577 577députés 17ᵉ législature

amendement n° None seance Adopté

Amendement n° None — APRÈS L'ARTICLE 18, insérer l'article suivant:

Auteur : François Gernigon — Horizons & Indépendants (Maine-et-Loire · 1ᵉ)
Texte visé : Projet de loi de financement de la sécurité sociale pour 2025
Article : APRÈS L'ARTICLE 18, insérer l'article suivant:
Date de dépôt : 2024-10-17
Date de sort : 2024-10-24

Dispositif

À la première phrase du troisième alinéa de l’article L. 6316‑1 du code de la santé publique, les deux occurrences des mots : « de trois » sont remplacées par les mots : « d’un ». 

Exposé sommaire

Le montant des dépenses de la Sécurité sociale liée aux arrêts de travail dépasse les 15 milliards d’euros par an, dont une grande partie est liée aux arrêts de courte durée. En effet, les arrêts de moins de sept jours représentent 40 % des indemnités journalières versées, un montant qui ne cesse de croître. Limiter les arrêts de travail en téléconsultation à un seul jour permettrait de mieux contrôler ces coûts en réduisant le risque de prescriptions excessives ou injustifiées.
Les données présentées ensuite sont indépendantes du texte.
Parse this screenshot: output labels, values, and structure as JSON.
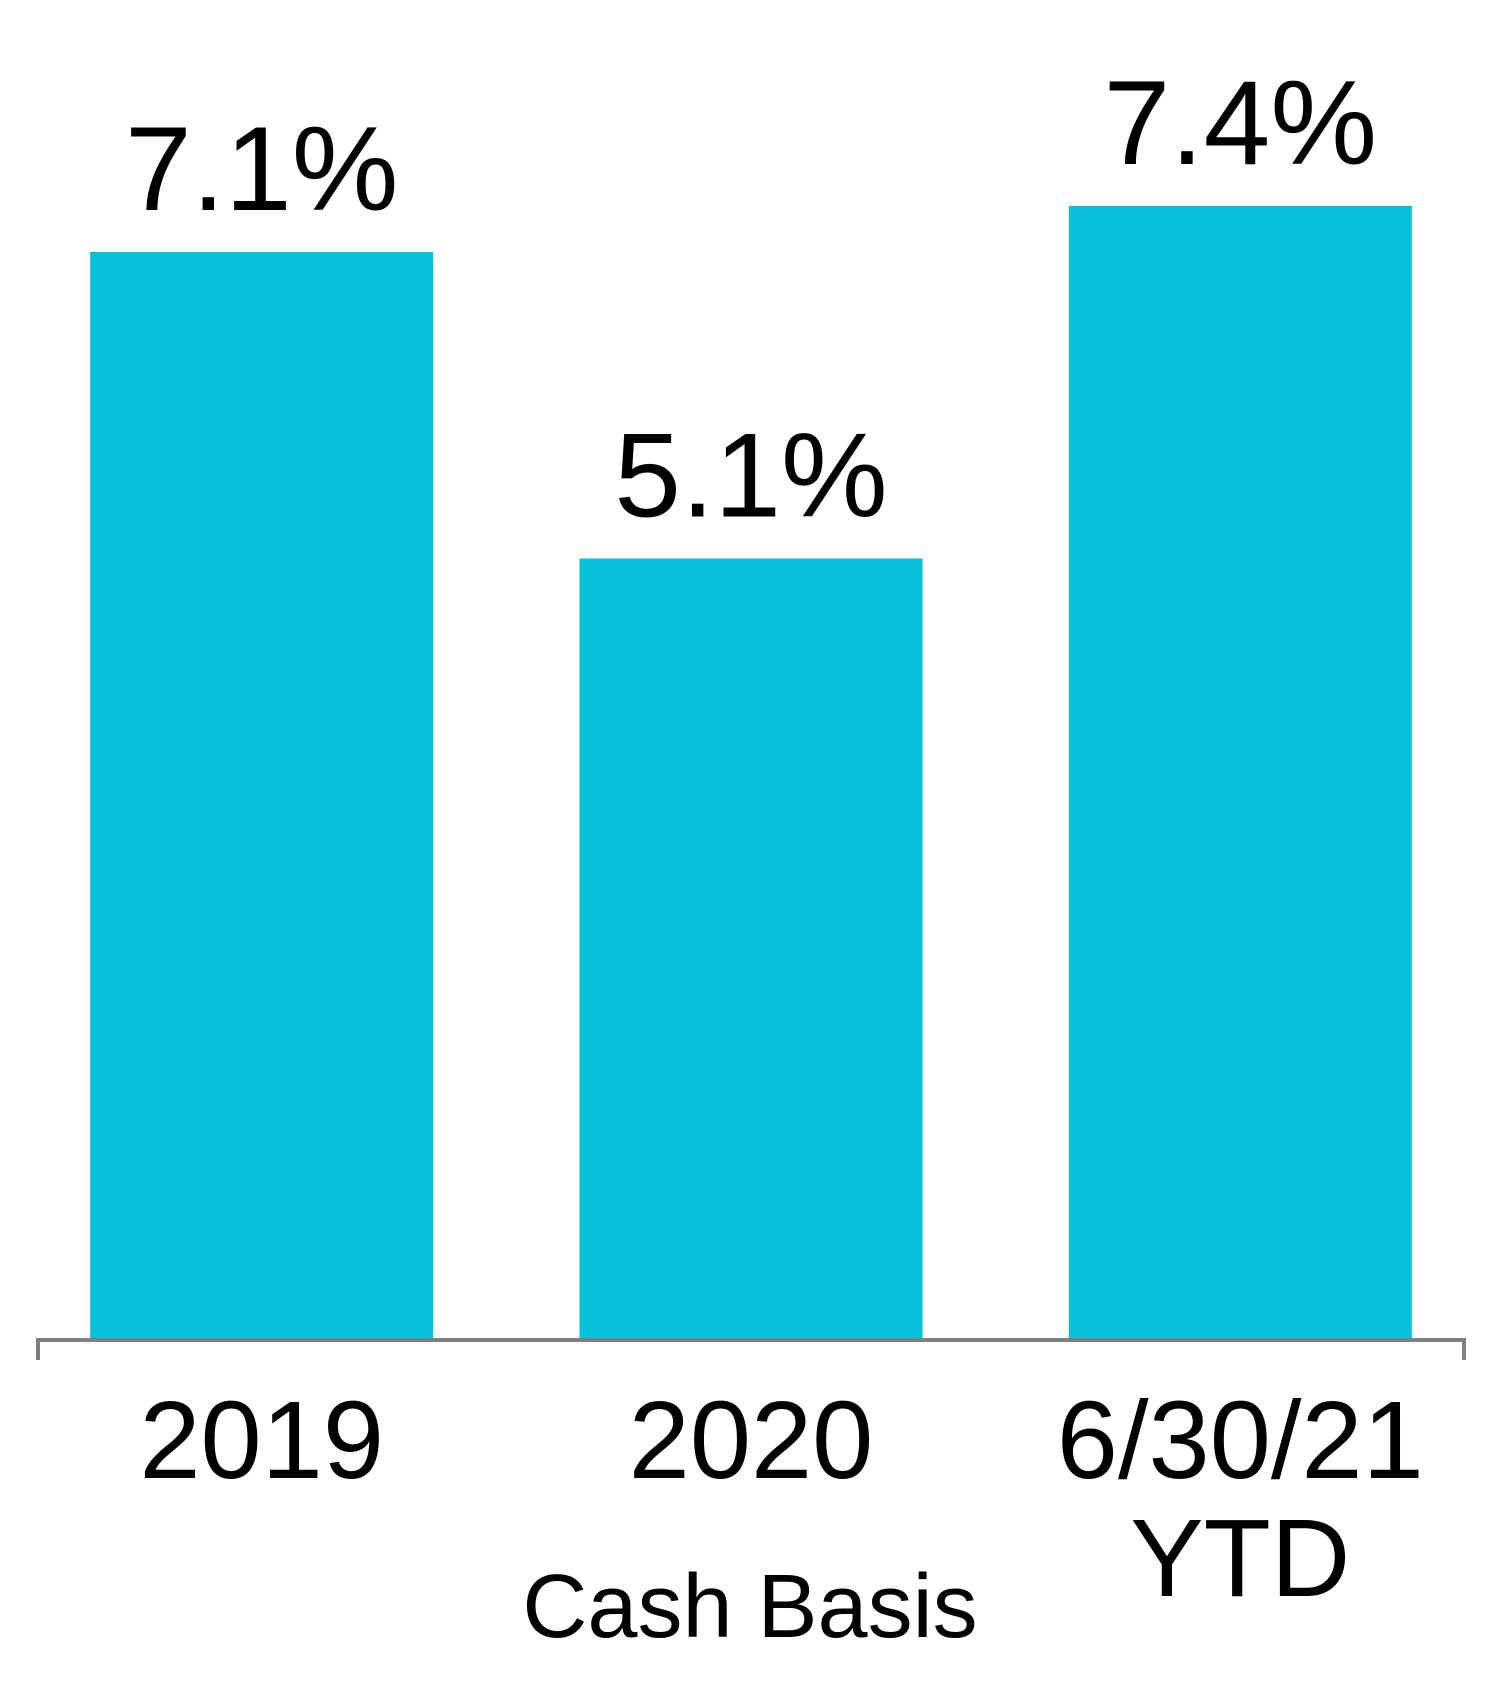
{
  "chart_data": {
    "type": "bar",
    "categories": [
      "2019",
      "2020",
      "6/30/21 YTD"
    ],
    "category_lines": [
      [
        "2019"
      ],
      [
        "2020"
      ],
      [
        "6/30/21",
        "YTD"
      ]
    ],
    "values": [
      7.1,
      5.1,
      7.4
    ],
    "data_labels": [
      "7.1%",
      "5.1%",
      "7.4%"
    ],
    "xlabel": "Cash Basis",
    "ylabel": "",
    "ylim": [
      0,
      7.4
    ],
    "grid": false,
    "legend": "none",
    "colors": {
      "bar": "#06C0DC",
      "axis": "#7F7F7F",
      "text": "#000000"
    }
  }
}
Cela inciterait les patients à consulter en présentiel pour des arrêts plus longs, garantissant ainsi un diagnostic plus rigoureux et une meilleure adéquation des arrêts aux réels besoins médicaux. Une telle mesure pourrait donc participer efficacement à la maîtrise des dépenses de santé, en ciblant spécifiquement les arrêts de courte durée qui pèsent lourdement sur le budget de l’assurance maladie.

Cet amendement vise ainsi à limiter la durée maximale des arrêts de travail prescrits ou renouvelés par télémédecine.